PJM transmission asset owners have finalized a standardized 500-kV/230-kV transformer design to apply to future purchase decisions. For the benefits of standardization to be achieved, PJM asset owners also are developing a spare-sharing agreement. Analysis showed that $50 million of current spare transformer requirements could be avoided by standardization and sharing.

The PRA model is a useful tool for managing PJM's aging 500-kV/230-kV transformer infrastructure. While creating the PRA model was challenging, system planners and asset owners have gained invaluable insights from both the development process and the model use. Knowing and understanding risk has better prepared PJM and its members to proactively and economically address their aging transformer fleet. PRA results have been incorporated into PJM's regional transmission-expansion planning process. PRA will be performed annually to ensure minimum transformer fleet risk exposure. PJM is also investigating the use of this risk quantification approach for other power-system assets.
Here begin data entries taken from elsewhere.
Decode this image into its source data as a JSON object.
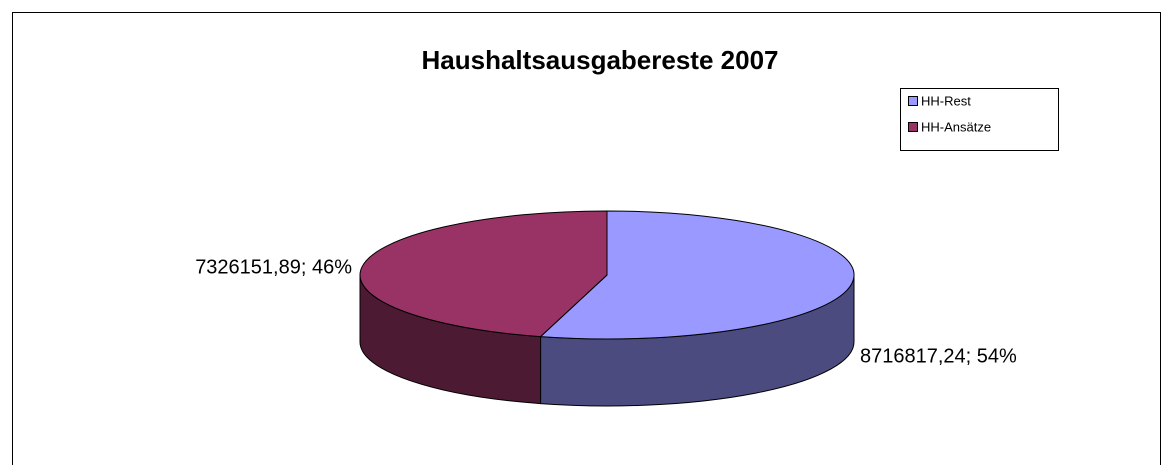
{
  "chart_data": {
    "type": "pie3d",
    "title": "Haushaltsausgabereste 2007",
    "categories": [
      "HH-Rest",
      "HH-Ansätze"
    ],
    "values": [
      8716817.24,
      7326151.89
    ],
    "value_labels": [
      "8716817,24; 54%",
      "7326151,89; 46%"
    ],
    "colors": [
      "#9999ff",
      "#993366"
    ],
    "side_colors": [
      "#4b4b80",
      "#4c1a33"
    ],
    "legend": "top-right"
  }
}
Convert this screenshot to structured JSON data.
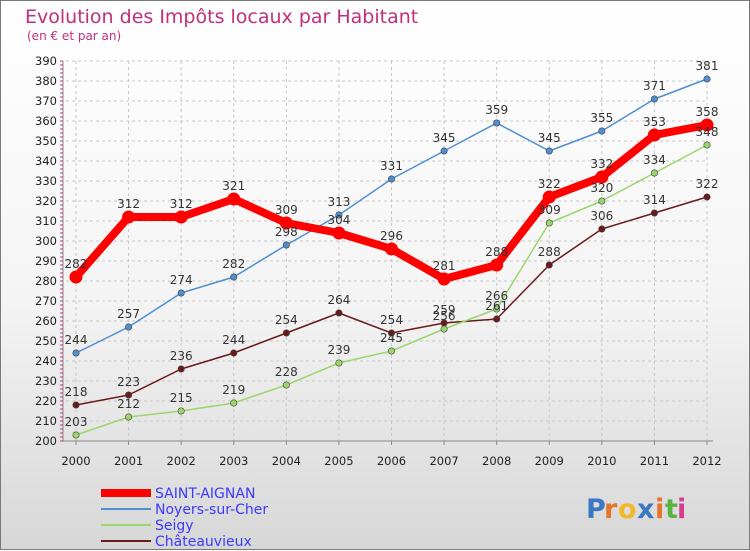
{
  "chart_data": {
    "type": "line",
    "title": "Evolution des Impôts locaux par Habitant",
    "subtitle": "(en € et par an)",
    "categories": [
      "2000",
      "2001",
      "2002",
      "2003",
      "2004",
      "2005",
      "2006",
      "2007",
      "2008",
      "2009",
      "2010",
      "2011",
      "2012"
    ],
    "ylim": [
      200,
      390
    ],
    "yticks": [
      200,
      210,
      220,
      230,
      240,
      250,
      260,
      270,
      280,
      290,
      300,
      310,
      320,
      330,
      340,
      350,
      360,
      370,
      380,
      390
    ],
    "grid": true,
    "series": [
      {
        "name": "Châteauvieux",
        "color": "#6b1a1a",
        "values": [
          218,
          223,
          236,
          244,
          254,
          264,
          254,
          259,
          261,
          288,
          306,
          314,
          322
        ]
      },
      {
        "name": "Seigy",
        "color": "#99d66b",
        "values": [
          203,
          212,
          215,
          219,
          228,
          239,
          245,
          256,
          266,
          309,
          320,
          334,
          348
        ]
      },
      {
        "name": "Noyers-sur-Cher",
        "color": "#4f8fd0",
        "values": [
          244,
          257,
          274,
          282,
          298,
          313,
          331,
          345,
          359,
          345,
          355,
          371,
          381
        ]
      },
      {
        "name": "SAINT-AIGNAN",
        "color": "#ff0000",
        "values": [
          282,
          312,
          312,
          321,
          309,
          304,
          296,
          281,
          288,
          322,
          332,
          353,
          358
        ]
      }
    ],
    "legend": [
      "SAINT-AIGNAN",
      "Noyers-sur-Cher",
      "Seigy",
      "Châteauvieux"
    ]
  },
  "watermark": "Proxiti"
}
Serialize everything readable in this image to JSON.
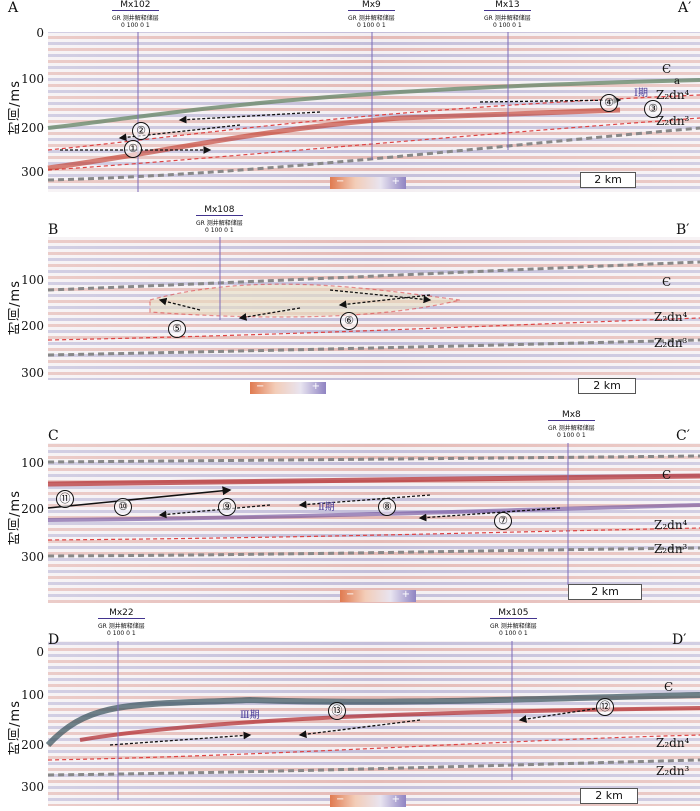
{
  "axis": {
    "ylabel": "时间/ms",
    "ticks": [
      "0",
      "100",
      "200",
      "300"
    ]
  },
  "well_sub": "GR  测井解释储层",
  "well_scale": "0  100 0    1",
  "scalebar": "2 km",
  "colorbar": {
    "minus": "−",
    "plus": "+"
  },
  "panels": [
    {
      "left": "A",
      "right": "A′",
      "wells": [
        "Mx102",
        "Mx9",
        "Mx13"
      ],
      "formations": [
        "Є",
        "Z₂dn⁴",
        "Z₂dn³"
      ],
      "bodies": [
        "①",
        "②",
        "③",
        "④"
      ],
      "period": "Ⅰ期",
      "marker": "a"
    },
    {
      "left": "B",
      "right": "B′",
      "wells": [
        "Mx108"
      ],
      "formations": [
        "Є",
        "Z₂dn⁴",
        "Z₂dn³"
      ],
      "bodies": [
        "⑤",
        "⑥"
      ],
      "period": ""
    },
    {
      "left": "C",
      "right": "C′",
      "wells": [
        "Mx8"
      ],
      "formations": [
        "Є",
        "Z₂dn⁴",
        "Z₂dn³"
      ],
      "bodies": [
        "⑦",
        "⑧",
        "⑨",
        "⑩",
        "⑪"
      ],
      "period": "Ⅱ期"
    },
    {
      "left": "D",
      "right": "D′",
      "wells": [
        "Mx22",
        "Mx105"
      ],
      "formations": [
        "Є",
        "Z₂dn⁴",
        "Z₂dn³"
      ],
      "bodies": [
        "⑫",
        "⑬"
      ],
      "period": "Ⅲ期"
    }
  ]
}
Kenneth Seiler is manager of power system coordination at PJM Interconnection. He is responsible for the interconnection coordination of generation, substation and transmission projects, and outage planning. He has been actively involved in the PJM Planning Committee and the development of the PJM's aging infrastructure initiatives. Prior to working for PJM, he was with GPU Energy for nearly 15 years in the Electrical Equipment Construction and Maintenance and System Operation departments. Seiler earned his BSEE degree from Pennsylvania State University and MBA from Lebanon Valley College. seilek@pjm.com

David Egan is a senior engineer in PJM's Interconnection Planning department, where he has worked for three years. He earned his BSME degree from Binghamton University. Previously he worked at Oyster Creek Generating Station for 13 years. During this time, he worked as a thermal performance engineer and turbine-generator systems' manager, and coordinated implementation of the site's Maintenance Rule program. egand@pjm.com

PJM BACKGROUND

Formally established on Sept. 16, 1927, the Pennsylvania-New Jersey Interconnection allowed Philadelphia Electric, Pennsylvania Power & Light, and Public Service Electric & Gas of New Jersey to share their electric loads and receive power from the huge new hydroelectric plant at Conowingo, Maryland, U.S. Throughout the years, neighboring utilities also connected into the system. Today, the interconnection, now called the PJM Interconnection, has far exceeded its original footprint.

PJM is the operator of the world's largest centrally dispatched grid, serving about 51 million people in 13 states and the District of Columbia. A regional transmission organization that operates 19% of the transmission infrastructure of the U.S. Eastern Interconnection on behalf of transmission system owners, PJM dispatches 164,634 MW of generating capacity over 56,000 miles (91,800 km) of transmission. Within PJM, 12 utilities individually own the 500-kV/230-kV transformer assets.